Each g++ -c command:

  • Forks a child process.

  • That child calls execve() to launch the compiler (g++ binary).

  • g++:

    • Opens the source file using open("file.cpp", O_RDONLY) → maybe FD 3

    • Creates the .o file using open("file.o", O_WRONLY | O_CREAT | O_TRUNC, 0644) → maybe FD 4

    • Compiles source to machine code, writes to .o file.

  • Then exits, returning control to the shell.

✅ Each compilation step is independent and sequential unless run using make -j (we’ll cover parallelism later).


🔗 Step 2: Linking — Creating the Final Executable

Now you run:

g++ main.o logic.o utils.o -o myApp

Here’s what happens:

  1. Shell forks a new process.

  2. Child execs g++, now running the compiler driver.

  3. Internally, g++ calls the linker (usually ld) as a subprocess.

  4. ld:

    • Opens all .o files

    • Resolves all symbols (e.g., where is doSomething() defined?)

    • Writes the final single binary executable file myApp

To create myApp, the linker does:

open("myApp", O_WRONLY | O_CREAT | O_TRUNC, 0755) → maybe FD 4
  • FD 4 now points to the output binary.

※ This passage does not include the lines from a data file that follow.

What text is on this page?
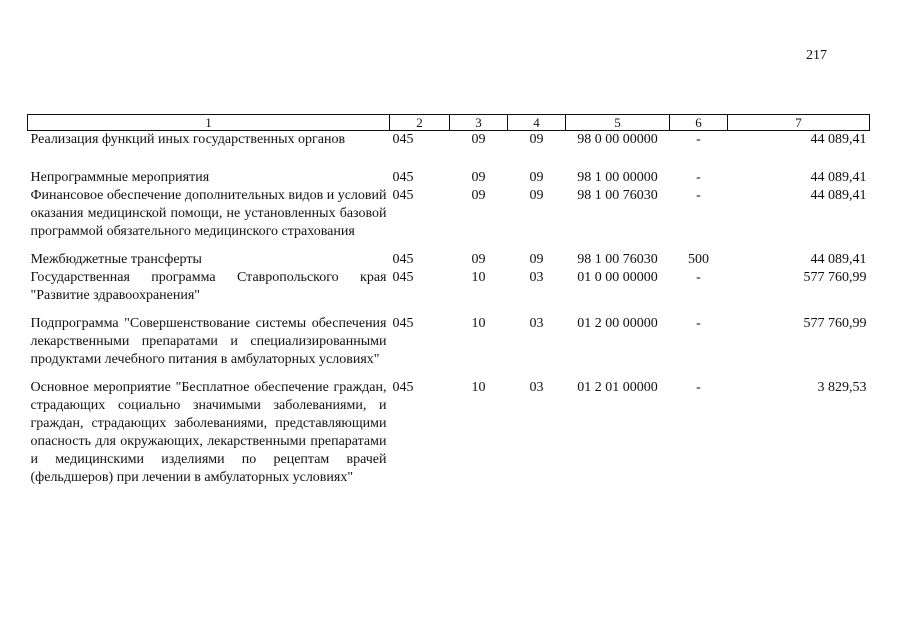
217
1	2	3	4	5	6	7
Реализация функций иных государственных органов	045	09	09	98 0 00 00000	-	44 089,41
Непрограммные мероприятия	045	09	09	98 1 00 00000	-	44 089,41
Финансовое обеспечение дополнительных видов и условий оказания медицинской помощи, не установленных базовой программой обязательного медицинского страхования	045	09	09	98 1 00 76030	-	44 089,41
Межбюджетные трансферты	045	09	09	98 1 00 76030	500	44 089,41
Государственная программа Ставропольского края "Развитие здравоохранения"	045	10	03	01 0 00 00000	-	577 760,99
Подпрограмма "Совершенствование системы обеспечения лекарственными препаратами и специализированными продуктами лечебного питания в амбулаторных условиях"	045	10	03	01 2 00 00000	-	577 760,99
Основное мероприятие "Бесплатное обеспечение граждан, страдающих социально значимыми заболеваниями, и граждан, страдающих заболеваниями, представляющими опасность для окружающих, лекарственными препаратами и медицинскими изделиями по рецептам врачей (фельдшеров) при лечении в амбулаторных условиях"	045	10	03	01 2 01 00000	-	3 829,53
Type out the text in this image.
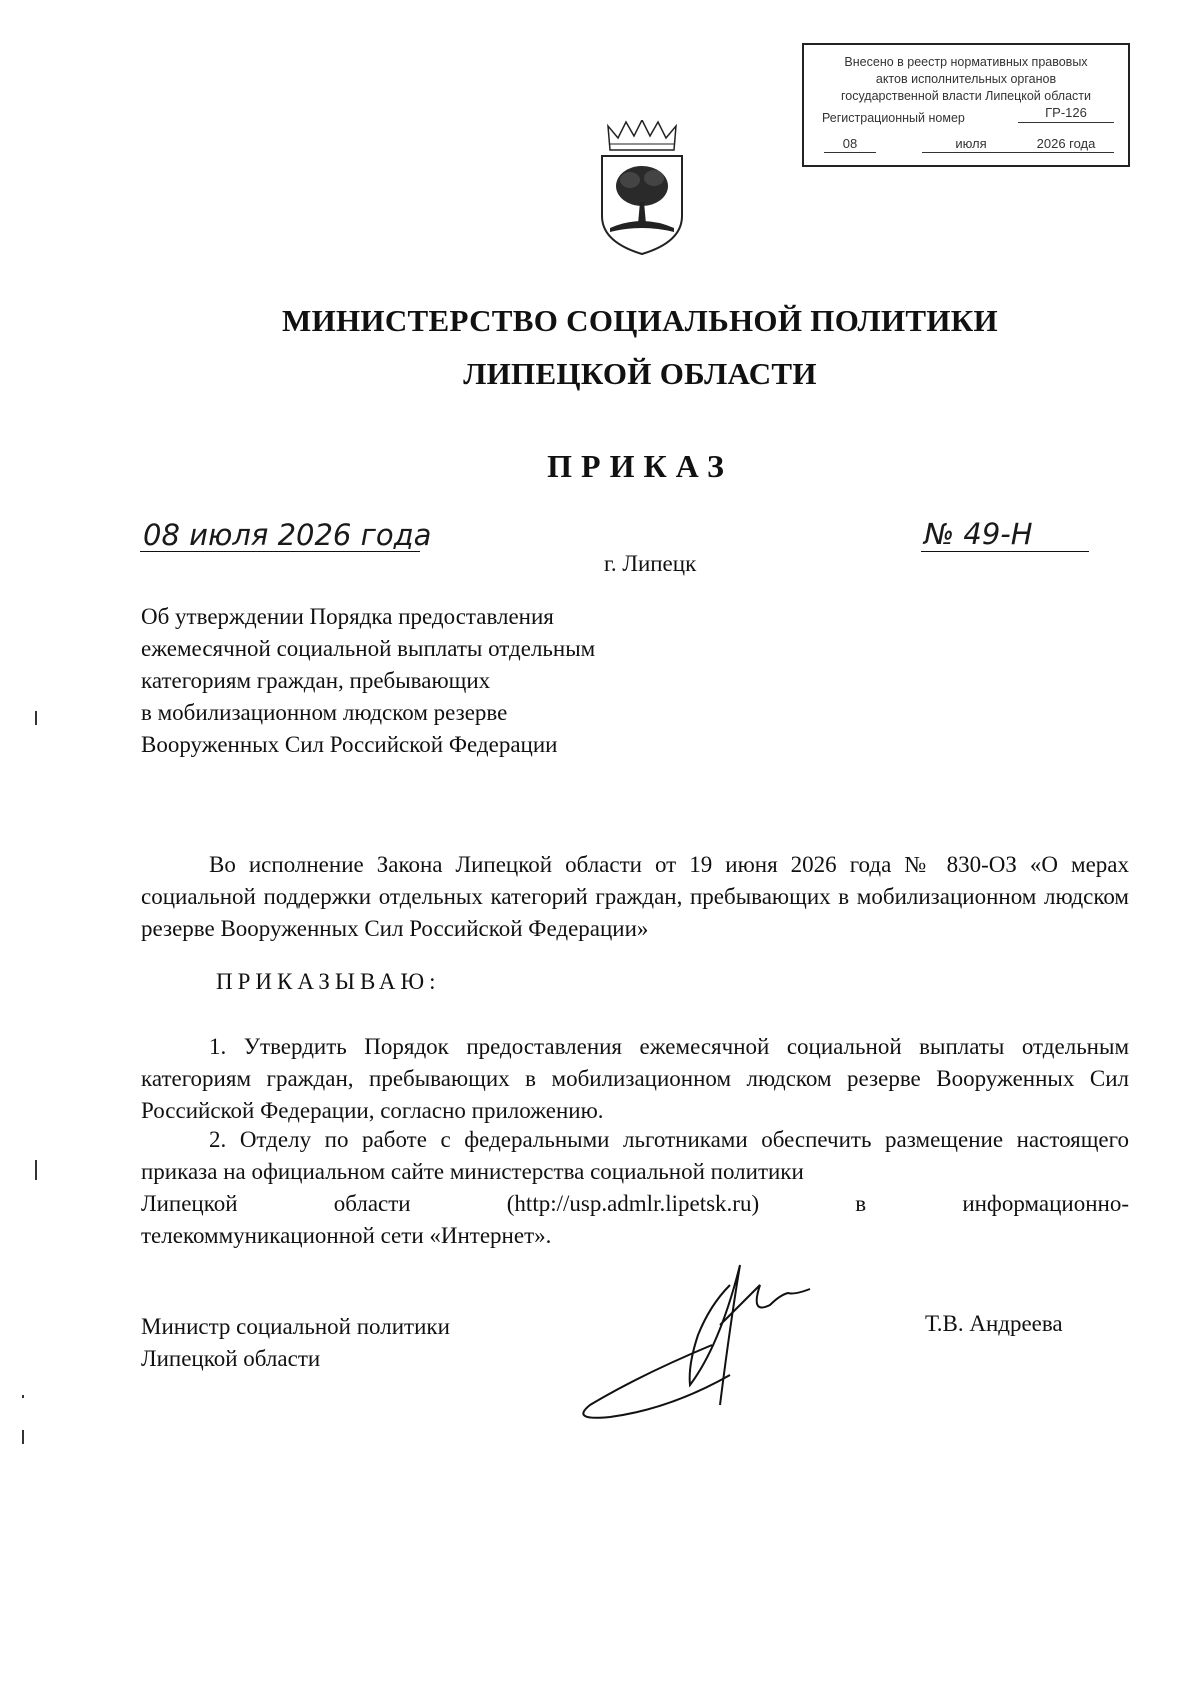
Внесено в реестр нормативных правовых
актов исполнительных органов
государственной власти Липецкой области
Регистрационный номер	ГР-126
08	июля	2026 года
МИНИСТЕРСТВО СОЦИАЛЬНОЙ ПОЛИТИКИ
ЛИПЕЦКОЙ ОБЛАСТИ
ПРИКАЗ
08 июля 2026 года	№ 49-Н
г. Липецк
Об утверждении Порядка предоставления
ежемесячной социальной выплаты отдельным
категориям граждан, пребывающих
в мобилизационном людском резерве
Вооруженных Сил Российской Федерации
Во исполнение Закона Липецкой области от 19 июня 2026 года № 830-ОЗ «О мерах социальной поддержки отдельных категорий граждан, пребывающих в мобилизационном людском резерве Вооруженных Сил Российской Федерации»
ПРИКАЗЫВАЮ:
1. Утвердить Порядок предоставления ежемесячной социальной выплаты отдельным категориям граждан, пребывающих в мобилизационном людском резерве Вооруженных Сил Российской Федерации, согласно приложению.
2. Отделу по работе с федеральными льготниками обеспечить размещение настоящего приказа на официальном сайте министерства социальной политики
Липецкой области (http://usp.admlr.lipetsk.ru) в информационно-
телекоммуникационной сети «Интернет».
Министр социальной политики
Липецкой области
Т.В. Андреева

  • It writes the ELF headers, code, data segments into myApp.

✅ This does not run your app, just builds it.


🏃 Step 3: You Run the Program

You type:

./myApp

Here’s what happens under the hood:

  1. Shell calls fork() → creates a child process.

  2. The child process calls:

     execve("./myApp", ...)
    

This tells the OS: “Replace my current program (shell) with this new one (myApp).”

What the OS does next:

  • Opens the file myApp

  • Parses the ELF(Executable and Linkable Format.) binary format

  • Maps sections into memory:

    • .text → executable code

    • .data, .bss → global/static data

    • Stack and heap

  • Closes the binary file (after mapping it)

  • Initializes:

    • Registers (including program counter)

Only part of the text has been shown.